13 Kasım’da sivillere yönelik vahşi bir katliam gerçekleştirildi. Aralarında çocukların da olduğu 6 kişi hayatını kaybetti, onlarca insan yaralandı. Amacı, failleri ve sonuçları belirsiz bu saldırı sonrasında, ortaya atılan sayısız iddia ve senaryo arasında yine boğulmuş, çaresiz ve endişe içinde olan biteni anlamaya çalışıyoruz.
Bizler -siyasal güce sahip olmayan milyonlarca insan gibi- iktidar kavgalarının, emperyalist savaşların uzantısı olan çatışmalarda ve pazarlıklarda neler yaşandığı ile ilgili ancak bize gösterildiği kadarıyla tahminlerde bulunabiliyoruz. Paylaşılan bilgileri, parçası olduğumuz işçi sınıfının tarihsel deneyimleri ışığında yorumlayabiliyoruz ve aslında ancak sonuçları gördükçe bu karanlık senaryoları gerçek anlamıyla çözümleyebiliyoruz. Halen birçok belirsizlik olsa da şunu biliyoruz ki, devletin Kürt sorununda savaşa dayalı militarist politikalarının zemin hazırladığı böylesi karanlık saldırılar, yaşadığımız bölgede yıllardır devam eden emperyalist paylaşım savaşlarının bir uzantısı ve bölgedeki çatışmaları körükleyecek etkileri olabilir.

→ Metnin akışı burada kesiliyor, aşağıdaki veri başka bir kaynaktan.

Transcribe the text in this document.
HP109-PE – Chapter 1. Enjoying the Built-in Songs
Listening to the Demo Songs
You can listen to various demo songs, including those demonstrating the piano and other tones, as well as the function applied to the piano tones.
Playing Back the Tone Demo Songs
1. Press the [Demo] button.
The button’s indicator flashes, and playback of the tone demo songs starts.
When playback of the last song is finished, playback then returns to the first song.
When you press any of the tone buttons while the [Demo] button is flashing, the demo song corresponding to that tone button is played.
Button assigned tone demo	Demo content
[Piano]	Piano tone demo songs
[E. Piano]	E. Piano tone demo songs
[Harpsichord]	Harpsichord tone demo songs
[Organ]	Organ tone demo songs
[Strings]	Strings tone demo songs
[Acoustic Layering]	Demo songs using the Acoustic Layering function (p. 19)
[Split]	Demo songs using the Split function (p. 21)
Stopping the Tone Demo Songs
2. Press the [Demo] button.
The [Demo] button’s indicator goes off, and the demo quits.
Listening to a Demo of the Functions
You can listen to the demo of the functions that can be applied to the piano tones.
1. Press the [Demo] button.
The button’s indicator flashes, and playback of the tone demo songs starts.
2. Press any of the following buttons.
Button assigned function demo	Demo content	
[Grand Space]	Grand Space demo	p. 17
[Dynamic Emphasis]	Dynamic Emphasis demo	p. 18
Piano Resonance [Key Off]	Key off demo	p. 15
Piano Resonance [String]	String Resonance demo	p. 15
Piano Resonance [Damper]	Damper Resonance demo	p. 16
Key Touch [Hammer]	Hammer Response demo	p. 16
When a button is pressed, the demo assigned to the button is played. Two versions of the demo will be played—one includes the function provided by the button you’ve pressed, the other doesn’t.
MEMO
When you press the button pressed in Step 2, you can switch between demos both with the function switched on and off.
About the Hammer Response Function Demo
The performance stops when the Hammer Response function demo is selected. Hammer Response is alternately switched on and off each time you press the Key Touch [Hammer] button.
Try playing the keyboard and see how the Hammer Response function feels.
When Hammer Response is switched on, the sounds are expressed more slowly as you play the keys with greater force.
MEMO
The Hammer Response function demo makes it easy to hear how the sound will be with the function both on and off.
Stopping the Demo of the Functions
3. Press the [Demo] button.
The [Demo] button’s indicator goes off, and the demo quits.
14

2015 yılında barış sürecinin sonlandırılmasının ardından gerçekleşen, yoldaşlarımızı ve dostlarımızı yitirdiğimiz katliamlar hafızamızda tazeliğini koruyorken 13 Kasım Taksim katliamı sonrasında herkes “Benzer bir sürece mi giriyoruz?” diye soruyor. Bugüne kadar ortaya çıkan bilgilerle bunun kirli bir planın parçası olduğunu anlayabiliyoruz ancak hava öylesine puslu ki pek çok olasılık hala mümkün gözüküyor. Polis katliamı gerçekleştirenin Suriye uyruklu Ahlam Albashir isimli bir kişi olduğunu ve şahsın sorgusunda PKK tarafından eğitildiğini ve Kobani’den İstanbul’a eylem yapma talimatıyla geldiğini iddia ederken, bir yandan da işkence gördüğü anlaşılan fotoğrafı servis etmekten çekinmedi. Öte yandan PKK’nin silahlı kanadı HPG tarafından saldırıyla herhangi bir ilgileri olmadığı açıklandı.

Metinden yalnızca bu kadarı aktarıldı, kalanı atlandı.